Man Who Went On Regent Park Shooting Spree Gets 25 Years In Jail
Posted May 9, 2008 12:00 pm.
This article is more than 5 years old.
He went on a one-night crime spree that was unlike anything most cops can remember. It was 4am on June 29, 2006, when 23-year-old Quinn Borde embarked on a rampage of rage in Regent Park. And now he’s going to spend the next quarter of a century thinking about what he did that morning.
Borde is the man who shot a victim in the arm at a Dundas St. E. apartment building, prompting emergency runs to the scene by both EMS and cops. He was still there when they arrived and he immediately turned his weapons on the law and the life savers.
Police discovered at least five shell casings on the ground after the echoes of the gun fire ceased. He managed to get away but with a massive manhunt and a lot of publicity, he turned himself in to 52 Division the next day.
Now almost two years later, the man who caused so much chaos sat in a Toronto courtroom to hear a judge loudly condemn his actions and sentence him to 25 years in prison.
Borde was convicted of two counts of attempted murder last June for trying to kill the intended victim – Sedric Wade – and a Toronto Police officer.
The cop who lived to tell the tale of the near miss – P.C. Michael Austin – sat mute in the courtroom, anxious to hear the concluding sentence and face down the man who tried to take his life that day.
Mincing few words, Justice Bonnie Croll spoke for both victims when she called Borde “a seasoned deliberate and professional criminal” with “an unfortunate background.”
Ironically, it was another case involving the career felon that led to an Ontario Court of Appeals ruling that black offenders can be given more lenient sentences because of systemic racism in the system and other background factors.

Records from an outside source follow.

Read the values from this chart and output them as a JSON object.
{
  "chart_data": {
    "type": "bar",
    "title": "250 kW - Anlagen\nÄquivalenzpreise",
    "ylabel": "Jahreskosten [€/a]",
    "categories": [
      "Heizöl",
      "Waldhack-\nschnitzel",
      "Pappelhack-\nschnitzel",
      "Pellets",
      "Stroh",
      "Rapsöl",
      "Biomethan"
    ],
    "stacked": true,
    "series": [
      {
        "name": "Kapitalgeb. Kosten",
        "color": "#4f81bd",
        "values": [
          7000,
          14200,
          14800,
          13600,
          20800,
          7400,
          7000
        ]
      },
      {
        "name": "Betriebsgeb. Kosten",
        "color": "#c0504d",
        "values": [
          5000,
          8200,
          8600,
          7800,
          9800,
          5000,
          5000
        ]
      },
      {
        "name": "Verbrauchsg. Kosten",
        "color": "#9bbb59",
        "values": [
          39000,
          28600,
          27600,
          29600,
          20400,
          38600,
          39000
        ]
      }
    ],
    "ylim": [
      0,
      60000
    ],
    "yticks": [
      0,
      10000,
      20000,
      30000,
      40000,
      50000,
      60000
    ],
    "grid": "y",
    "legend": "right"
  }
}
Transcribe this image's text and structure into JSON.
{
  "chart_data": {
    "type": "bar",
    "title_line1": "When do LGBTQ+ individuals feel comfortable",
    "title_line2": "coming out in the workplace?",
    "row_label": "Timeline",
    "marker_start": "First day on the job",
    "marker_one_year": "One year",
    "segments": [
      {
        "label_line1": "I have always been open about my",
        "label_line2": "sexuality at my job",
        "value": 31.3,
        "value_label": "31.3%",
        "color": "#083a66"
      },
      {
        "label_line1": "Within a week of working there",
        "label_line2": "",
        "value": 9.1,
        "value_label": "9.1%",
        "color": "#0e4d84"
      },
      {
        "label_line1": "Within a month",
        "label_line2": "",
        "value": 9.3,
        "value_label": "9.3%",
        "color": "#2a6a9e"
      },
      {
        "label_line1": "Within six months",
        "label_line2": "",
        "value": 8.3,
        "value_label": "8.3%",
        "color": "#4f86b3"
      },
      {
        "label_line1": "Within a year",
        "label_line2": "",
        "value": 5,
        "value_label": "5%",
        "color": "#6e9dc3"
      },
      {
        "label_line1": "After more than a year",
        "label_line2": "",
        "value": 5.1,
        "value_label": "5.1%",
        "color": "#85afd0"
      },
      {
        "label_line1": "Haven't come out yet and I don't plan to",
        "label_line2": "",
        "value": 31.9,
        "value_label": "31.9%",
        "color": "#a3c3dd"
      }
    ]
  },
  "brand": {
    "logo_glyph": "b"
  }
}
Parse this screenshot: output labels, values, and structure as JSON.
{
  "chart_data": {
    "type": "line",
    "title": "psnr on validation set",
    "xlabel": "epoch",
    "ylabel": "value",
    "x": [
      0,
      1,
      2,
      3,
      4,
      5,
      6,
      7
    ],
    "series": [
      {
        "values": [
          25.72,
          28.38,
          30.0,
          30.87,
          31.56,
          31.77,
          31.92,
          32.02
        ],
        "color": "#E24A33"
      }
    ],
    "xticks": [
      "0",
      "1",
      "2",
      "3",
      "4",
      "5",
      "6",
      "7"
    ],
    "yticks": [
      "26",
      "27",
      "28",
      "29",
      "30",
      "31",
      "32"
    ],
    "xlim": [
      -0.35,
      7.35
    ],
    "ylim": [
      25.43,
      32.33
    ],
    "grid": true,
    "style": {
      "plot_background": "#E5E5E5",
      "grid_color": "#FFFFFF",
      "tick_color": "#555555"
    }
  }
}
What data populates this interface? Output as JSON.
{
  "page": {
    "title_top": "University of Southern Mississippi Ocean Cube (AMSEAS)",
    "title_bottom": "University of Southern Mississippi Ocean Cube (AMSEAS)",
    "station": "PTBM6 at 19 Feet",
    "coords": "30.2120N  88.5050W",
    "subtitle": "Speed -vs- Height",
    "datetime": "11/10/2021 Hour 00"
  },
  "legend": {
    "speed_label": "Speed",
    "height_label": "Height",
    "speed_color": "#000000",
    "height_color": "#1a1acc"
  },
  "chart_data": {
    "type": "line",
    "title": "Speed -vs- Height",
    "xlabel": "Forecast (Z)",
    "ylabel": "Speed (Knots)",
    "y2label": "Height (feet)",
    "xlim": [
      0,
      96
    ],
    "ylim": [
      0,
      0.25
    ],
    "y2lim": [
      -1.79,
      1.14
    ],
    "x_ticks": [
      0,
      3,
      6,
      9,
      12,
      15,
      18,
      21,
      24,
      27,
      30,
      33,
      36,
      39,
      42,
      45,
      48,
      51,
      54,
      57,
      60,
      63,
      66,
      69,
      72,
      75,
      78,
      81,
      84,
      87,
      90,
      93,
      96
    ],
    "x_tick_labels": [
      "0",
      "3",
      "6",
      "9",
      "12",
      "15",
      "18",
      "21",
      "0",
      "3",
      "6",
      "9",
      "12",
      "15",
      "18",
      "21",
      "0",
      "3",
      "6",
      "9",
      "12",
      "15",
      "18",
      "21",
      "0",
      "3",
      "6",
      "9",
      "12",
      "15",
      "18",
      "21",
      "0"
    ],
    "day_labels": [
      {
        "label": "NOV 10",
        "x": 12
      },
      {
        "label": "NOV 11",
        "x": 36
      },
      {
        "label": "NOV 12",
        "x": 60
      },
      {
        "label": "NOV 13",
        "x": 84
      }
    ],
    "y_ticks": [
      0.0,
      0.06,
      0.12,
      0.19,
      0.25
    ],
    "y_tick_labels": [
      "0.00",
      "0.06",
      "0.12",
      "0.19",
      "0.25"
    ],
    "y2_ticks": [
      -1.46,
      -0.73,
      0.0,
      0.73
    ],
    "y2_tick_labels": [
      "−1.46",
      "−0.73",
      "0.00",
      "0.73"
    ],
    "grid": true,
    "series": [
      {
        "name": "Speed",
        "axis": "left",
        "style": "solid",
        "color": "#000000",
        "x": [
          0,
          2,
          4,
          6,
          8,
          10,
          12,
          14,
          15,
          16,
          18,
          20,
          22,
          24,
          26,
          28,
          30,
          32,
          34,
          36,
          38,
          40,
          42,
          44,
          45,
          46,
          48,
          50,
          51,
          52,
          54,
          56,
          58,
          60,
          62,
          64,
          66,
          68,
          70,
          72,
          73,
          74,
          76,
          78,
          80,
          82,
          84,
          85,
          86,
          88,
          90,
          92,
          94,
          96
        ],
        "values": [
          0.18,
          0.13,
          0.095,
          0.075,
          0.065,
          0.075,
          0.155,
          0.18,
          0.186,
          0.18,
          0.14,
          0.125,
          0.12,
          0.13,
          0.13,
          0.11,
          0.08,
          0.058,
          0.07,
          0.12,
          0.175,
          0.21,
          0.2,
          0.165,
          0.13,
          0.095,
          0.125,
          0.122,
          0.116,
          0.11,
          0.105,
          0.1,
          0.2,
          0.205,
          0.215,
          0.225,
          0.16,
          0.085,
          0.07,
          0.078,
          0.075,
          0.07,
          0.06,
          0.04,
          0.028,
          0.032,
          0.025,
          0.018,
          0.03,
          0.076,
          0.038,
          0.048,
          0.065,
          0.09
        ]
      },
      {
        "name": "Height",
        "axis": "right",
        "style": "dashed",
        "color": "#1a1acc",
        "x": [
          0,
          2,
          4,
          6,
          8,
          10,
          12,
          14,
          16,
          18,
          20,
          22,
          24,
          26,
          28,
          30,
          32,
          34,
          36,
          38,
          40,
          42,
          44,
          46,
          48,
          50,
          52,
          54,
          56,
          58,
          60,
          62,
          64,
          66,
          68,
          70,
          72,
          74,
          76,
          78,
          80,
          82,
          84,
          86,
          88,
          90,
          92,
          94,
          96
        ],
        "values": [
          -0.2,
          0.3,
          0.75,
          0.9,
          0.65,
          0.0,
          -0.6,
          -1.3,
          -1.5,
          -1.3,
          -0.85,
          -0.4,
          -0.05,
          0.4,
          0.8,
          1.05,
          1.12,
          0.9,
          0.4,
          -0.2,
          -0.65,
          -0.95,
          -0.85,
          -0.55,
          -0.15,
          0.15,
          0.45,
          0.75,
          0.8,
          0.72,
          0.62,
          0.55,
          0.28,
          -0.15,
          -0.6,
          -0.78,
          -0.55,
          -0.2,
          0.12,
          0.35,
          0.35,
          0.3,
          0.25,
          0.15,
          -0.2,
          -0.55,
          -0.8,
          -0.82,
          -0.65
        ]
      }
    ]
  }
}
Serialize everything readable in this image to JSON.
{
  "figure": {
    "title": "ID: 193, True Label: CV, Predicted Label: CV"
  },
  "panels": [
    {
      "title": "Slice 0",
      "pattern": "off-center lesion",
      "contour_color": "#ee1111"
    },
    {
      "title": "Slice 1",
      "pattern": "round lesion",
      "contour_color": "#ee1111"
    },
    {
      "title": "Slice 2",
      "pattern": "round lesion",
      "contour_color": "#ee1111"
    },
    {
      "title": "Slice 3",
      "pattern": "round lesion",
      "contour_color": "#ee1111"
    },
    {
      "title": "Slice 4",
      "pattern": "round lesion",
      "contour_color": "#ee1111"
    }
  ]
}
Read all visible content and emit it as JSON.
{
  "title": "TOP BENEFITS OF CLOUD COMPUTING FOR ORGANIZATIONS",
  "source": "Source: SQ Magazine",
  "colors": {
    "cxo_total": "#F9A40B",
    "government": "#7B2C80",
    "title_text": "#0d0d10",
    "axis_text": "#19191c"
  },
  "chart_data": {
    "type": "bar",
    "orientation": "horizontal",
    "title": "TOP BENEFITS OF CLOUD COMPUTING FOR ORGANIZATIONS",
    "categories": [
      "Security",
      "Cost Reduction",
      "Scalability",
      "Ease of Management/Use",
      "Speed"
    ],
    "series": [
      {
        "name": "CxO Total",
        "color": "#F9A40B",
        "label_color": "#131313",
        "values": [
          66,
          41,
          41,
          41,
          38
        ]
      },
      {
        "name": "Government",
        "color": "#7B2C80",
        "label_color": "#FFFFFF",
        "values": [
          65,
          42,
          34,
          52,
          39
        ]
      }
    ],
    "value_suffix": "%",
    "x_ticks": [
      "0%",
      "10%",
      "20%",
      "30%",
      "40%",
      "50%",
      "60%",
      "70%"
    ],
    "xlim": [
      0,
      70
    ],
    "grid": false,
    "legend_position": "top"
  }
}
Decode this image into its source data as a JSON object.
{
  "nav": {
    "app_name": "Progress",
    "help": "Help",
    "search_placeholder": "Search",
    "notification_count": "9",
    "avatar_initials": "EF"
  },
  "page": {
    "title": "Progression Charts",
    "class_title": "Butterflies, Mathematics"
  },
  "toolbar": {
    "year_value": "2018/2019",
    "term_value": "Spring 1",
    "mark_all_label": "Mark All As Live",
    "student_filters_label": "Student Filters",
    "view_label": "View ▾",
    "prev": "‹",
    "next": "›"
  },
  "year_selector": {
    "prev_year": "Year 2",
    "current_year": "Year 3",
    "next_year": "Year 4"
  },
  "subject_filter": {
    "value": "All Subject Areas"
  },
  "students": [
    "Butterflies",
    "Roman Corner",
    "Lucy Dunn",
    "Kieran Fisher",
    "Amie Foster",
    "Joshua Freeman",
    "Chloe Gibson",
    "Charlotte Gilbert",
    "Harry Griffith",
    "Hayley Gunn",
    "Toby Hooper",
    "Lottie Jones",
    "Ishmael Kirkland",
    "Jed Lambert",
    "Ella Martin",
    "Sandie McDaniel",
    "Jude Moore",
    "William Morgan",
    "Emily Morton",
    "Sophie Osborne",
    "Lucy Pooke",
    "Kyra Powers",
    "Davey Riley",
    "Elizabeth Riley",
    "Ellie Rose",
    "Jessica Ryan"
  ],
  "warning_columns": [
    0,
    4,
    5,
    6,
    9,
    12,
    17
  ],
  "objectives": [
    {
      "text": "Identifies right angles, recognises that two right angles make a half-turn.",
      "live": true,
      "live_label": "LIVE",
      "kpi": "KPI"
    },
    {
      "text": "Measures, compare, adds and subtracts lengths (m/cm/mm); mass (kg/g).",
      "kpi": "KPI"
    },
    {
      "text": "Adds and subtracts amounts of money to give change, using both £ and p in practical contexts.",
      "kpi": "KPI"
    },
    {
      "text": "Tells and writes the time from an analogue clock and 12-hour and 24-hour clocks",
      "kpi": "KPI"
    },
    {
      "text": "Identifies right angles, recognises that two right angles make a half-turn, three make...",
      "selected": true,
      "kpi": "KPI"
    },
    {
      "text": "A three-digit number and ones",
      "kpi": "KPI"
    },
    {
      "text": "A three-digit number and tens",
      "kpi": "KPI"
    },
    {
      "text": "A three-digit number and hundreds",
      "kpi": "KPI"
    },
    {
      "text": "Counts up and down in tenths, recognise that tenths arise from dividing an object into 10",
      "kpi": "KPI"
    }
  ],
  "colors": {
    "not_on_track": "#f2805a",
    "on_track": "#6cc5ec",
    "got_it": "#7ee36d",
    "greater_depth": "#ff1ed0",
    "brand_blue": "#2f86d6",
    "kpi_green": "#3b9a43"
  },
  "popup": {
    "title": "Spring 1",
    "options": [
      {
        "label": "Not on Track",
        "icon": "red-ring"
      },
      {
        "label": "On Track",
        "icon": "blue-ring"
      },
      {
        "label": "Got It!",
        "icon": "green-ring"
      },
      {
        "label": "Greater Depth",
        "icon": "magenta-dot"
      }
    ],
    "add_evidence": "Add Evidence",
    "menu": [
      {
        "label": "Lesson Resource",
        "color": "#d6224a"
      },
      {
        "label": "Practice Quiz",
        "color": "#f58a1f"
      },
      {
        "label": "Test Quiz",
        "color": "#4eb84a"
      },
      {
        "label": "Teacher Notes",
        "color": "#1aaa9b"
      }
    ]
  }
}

But Borde wasn’t eligible for the mercy he helped to create after appealing a sentence related to a separate Regent Park shooting in 2003. The angry judge noted the 18 crimes he’s previously been involved in make him too dangerous and incorrigible to be eligible for any special treatment.
Austin walked out of the courtroom after Borde was led away to begin his long exile. He had no comment on the final outcome.